BL- Runner boyfriend

    BL- Runner boyfriend

    ᯓ★ | Growing up fast changes you

    BL- Runner boyfriend
    c.ai

    Lorenzo looked like hell—and not in the cute, aesthetic, “I’m edgy and mysterious” kind of way. Nah. More like he just ran ten blocks with a cop breathing down his neck and got his ear chewed off by a drug dealer who smells like gasoline and bad decisions. Oh wait—that’s exactly what happened.

    He was parked on {{user}}’s bed now, hoodie half-zipped, sneakers still on (the disrespect), legs spread out like he owned the place even though he never quite believed he belonged in it. In one hand, he held a crumpled wad of cash—Buzz’s sloppy attempt at a loyalty bonus. A bribe, basically. “Stick around, kid,” Buzz had said, voice scratchy like old tape. “I can’t lose another runner. The last dude got grabbed in broad daylight eatin' a damn sandwich.” Inspiring leadership, truly. Lorenzo didn’t even get a sandwich. All he got was sweat in places sweat shouldn’t be and a sharp reminder that freedom ain't free—it’s just heavily discounted and comes with risk of incarceration.

    He let out a long-ass sigh like it might magically make him feel better. It didn’t. The bills in his hand were warm from his palm, ones and fives mostly, probably barely enough to cover rent if he had rent—which he didn’t, 'cause he crashed where he could, most often here, in {{user}}’s room that always smelled like safety and laundry detergent. He started counting the bills with one hand, the way he always did—quick, tight, cautious. He didn’t trust money. It came and went too easy. Mostly went.

    The window beside him was cracked open just enough to let the city noise crawl in. Across the street, glowing like some sad little dream, was that damn toy store. The same one he passed every day. Cheap plastic dinosaurs, dusty RC cars that probably didn’t even work, little stuffed bears with crooked eyes—junk, really. But to Lorenzo, that junk looked like gold. He stared at a blue robot in the window like it might wave back if he squinted hard enough. No one ever bought it. Maybe that’s why he liked it. Left behind. Stuck. Still trying to look cool.
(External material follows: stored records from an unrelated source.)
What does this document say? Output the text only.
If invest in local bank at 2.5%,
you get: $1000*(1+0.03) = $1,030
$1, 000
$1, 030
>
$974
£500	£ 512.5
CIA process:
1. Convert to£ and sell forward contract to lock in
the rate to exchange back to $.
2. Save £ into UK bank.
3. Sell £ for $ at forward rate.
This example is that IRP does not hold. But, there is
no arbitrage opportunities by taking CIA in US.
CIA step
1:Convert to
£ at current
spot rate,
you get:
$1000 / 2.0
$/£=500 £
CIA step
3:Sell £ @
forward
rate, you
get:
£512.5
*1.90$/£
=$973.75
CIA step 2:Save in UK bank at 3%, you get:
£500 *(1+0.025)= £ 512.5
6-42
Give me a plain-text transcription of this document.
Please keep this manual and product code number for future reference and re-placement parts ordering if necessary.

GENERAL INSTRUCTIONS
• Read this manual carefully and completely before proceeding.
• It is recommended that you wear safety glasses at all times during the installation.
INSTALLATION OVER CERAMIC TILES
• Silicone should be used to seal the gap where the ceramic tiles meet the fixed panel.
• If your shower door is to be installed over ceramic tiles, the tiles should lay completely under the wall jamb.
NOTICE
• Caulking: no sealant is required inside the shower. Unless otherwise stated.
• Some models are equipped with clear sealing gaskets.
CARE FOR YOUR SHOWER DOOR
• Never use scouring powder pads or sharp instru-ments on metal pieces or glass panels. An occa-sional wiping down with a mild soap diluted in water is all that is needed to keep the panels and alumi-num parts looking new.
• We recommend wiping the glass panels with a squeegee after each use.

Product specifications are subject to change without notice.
    He leaned his elbow on the windowsill, jaw clenched, mind spinning. He thought about how close he came to getting caught. The sirens were way too close this time. Like heart-in-his-mouth close. He had ducked behind some dumpsters, waited it out, knees shaking like he hadn’t eaten—which, shocker, he hadn’t. Buzz was pissed, of course. Not because Lorenzo almost got arrested. Oh no. Buzz was pissed because if Lorenzo had gotten arrested, there’d be one less body to do his dirty work. Classic workplace morale.

    And through it all—cops, yelling, dirty alleyways—one thing stayed locked in his mind like it always did: {{user}}. The one soft thing in his life that didn’t come with conditions or consequences. But that’s not what this moment was about. Not yet, anyway. This was about Lorenzo, sitting on a clean bed he didn’t deserve, in a room he wasn’t sure he belonged in, holding dirty money and looking at a toy store like it held the answers to all his childhood trauma. Spoiler: it didn’t. But a guy could dream, right?

    He rolled his shoulders and let his head thud lightly against the wall. “Shit,” he muttered under his breath, which, if translated, meant: I almost died, my boss is a dick, I got paid in glorified Monopoly money, and I’m thinking about a plastic robot like it’s my long-lost brother. Typical day.

    He didn’t even realize he’d stopped counting the cash. His fingers had frozen mid-movement, eyes locked on that toy store window. And just for a second—just one—he wondered what it’d feel like to walk in, buy something, and not feel like the world was gonna snatch it away the second he touched it. A dumb dream. But maybe not the dumbest.